Victoria – BC Health Minister Terry Lake has released the following statement in recognition of International Overdose Awareness Day, Monday, Aug. 31, 2015.
“As a parent, it’s incredibly saddening to hear about the recent tragedies in B.C. involving fentanyl-related deaths and overdoses. My heart goes out to the families and other loved ones, and I sympathize with what they are going through.
“If there’s anything good that can come of this, I hope it will make people more aware of the dangers of illicit drug use. There is no easy way to tell what’s in illicit drugs, or how your body will respond to them. A person could be ingesting toxic contaminants or fentanyl without knowing.
“While we always advise against the use of illicit drugs, International Overdose Awareness Day is also a timely opportunity to educate those who do take drugs – and their loved ones – about the supplies and services in B.C., which can help to keep them safer.
“To start off with, people are encouraged to access safer drug use supplies, such as sterile syringes, available at more than 300 harm-reduction distribution sites throughout the province. The website http://towardtheheart.com/ has a tool to locate the closest site. As well, we recommend that those who do take drugs use supervised injection services, such as Insite, whenever possible.

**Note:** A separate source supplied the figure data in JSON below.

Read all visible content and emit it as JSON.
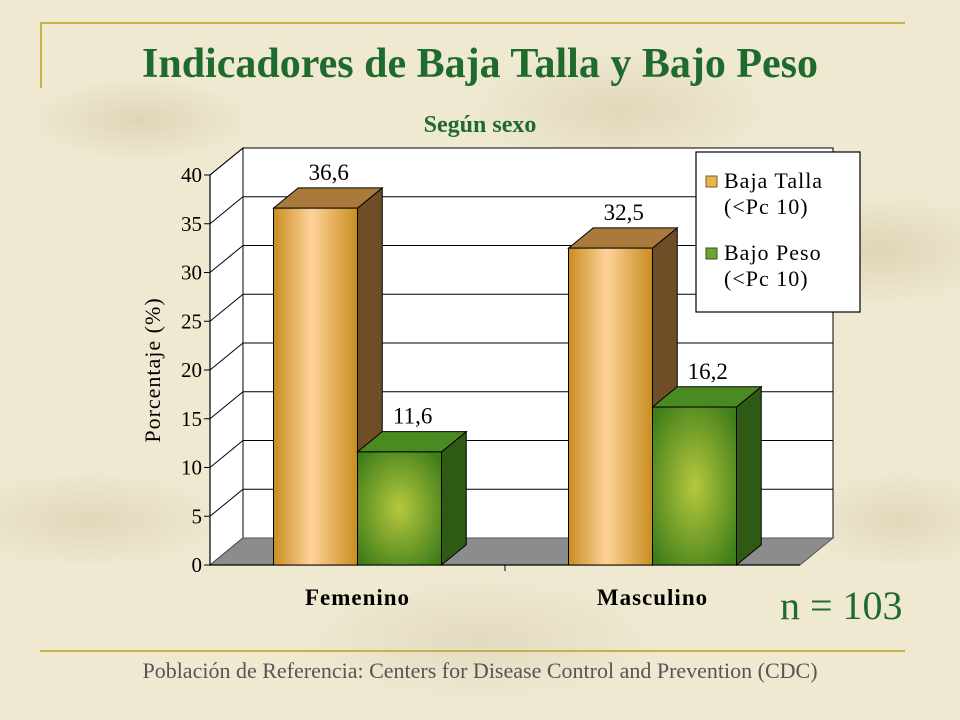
{
  "colors": {
    "title": "#1f6b2e",
    "baja_talla": "#e7b454",
    "bajo_peso": "#6fa33a",
    "rules": "#c9b04c"
  },
  "slide": {
    "n_label": "n = 103",
    "footnote": "Población de Referencia:  Centers for Disease Control and Prevention (CDC)"
  },
  "chart_data": {
    "type": "bar",
    "title": "Indicadores de Baja Talla y Bajo Peso",
    "subtitle": "Según sexo",
    "xlabel": "",
    "ylabel": "Porcentaje (%)",
    "categories": [
      "Femenino",
      "Masculino"
    ],
    "series": [
      {
        "name": "Baja Talla (<Pc 10)",
        "values": [
          36.6,
          32.5
        ],
        "labels": [
          "36,6",
          "32,5"
        ]
      },
      {
        "name": "Bajo Peso (<Pc 10)",
        "values": [
          11.6,
          16.2
        ],
        "labels": [
          "11,6",
          "16,2"
        ]
      }
    ],
    "ylim": [
      0,
      40
    ],
    "yticks": [
      0,
      5,
      10,
      15,
      20,
      25,
      30,
      35,
      40
    ],
    "grid": true,
    "legend": "top-right",
    "style": "3d"
  }
}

“People who may be at risk of an opioid overdose are also urged to seek out take-home naloxone training and kits, accessible at many harm-reduction sites. Since 2012, B.C. has provided overdose-response training and take-home naloxone kits at no cost.
“Naloxone is a safe medication that can reverse the effects of an overdose of an opioid drug, such as heroin, morphine, fentanyl or oxycodone. To date, the program has reversed more than 260 overdoses; nearly 3,000 kits have been distributed and more than 4,500 people trained, including people who use opioids, their friends and family, and service providers.
“Lastly, people who use illicit drugs should always have someone with them who can spot the signs of an overdose and can call 911 at the first sign of distress.
“For information on a range of counselling and services in B.C., please call the Alcohol and Drug Information and Referral Service at 1 800 663-1441. Services on the Alcohol and Drug Line are confidential, multilingual, free and available 24/7.
“As well, people can contact their local health authority for assessment and treatment options. To find your local health authority, visit: http://www2.gov.bc.ca/gov/content/health/about-bc-s-health-care-system/partners/health-authorities/regional-health-authorities
“Using illicit drugs will always present risks, but steps can be taken to prevent overdoses and other dangers. Because of this, B.C. continues to invest in harm-reduction programs and services.”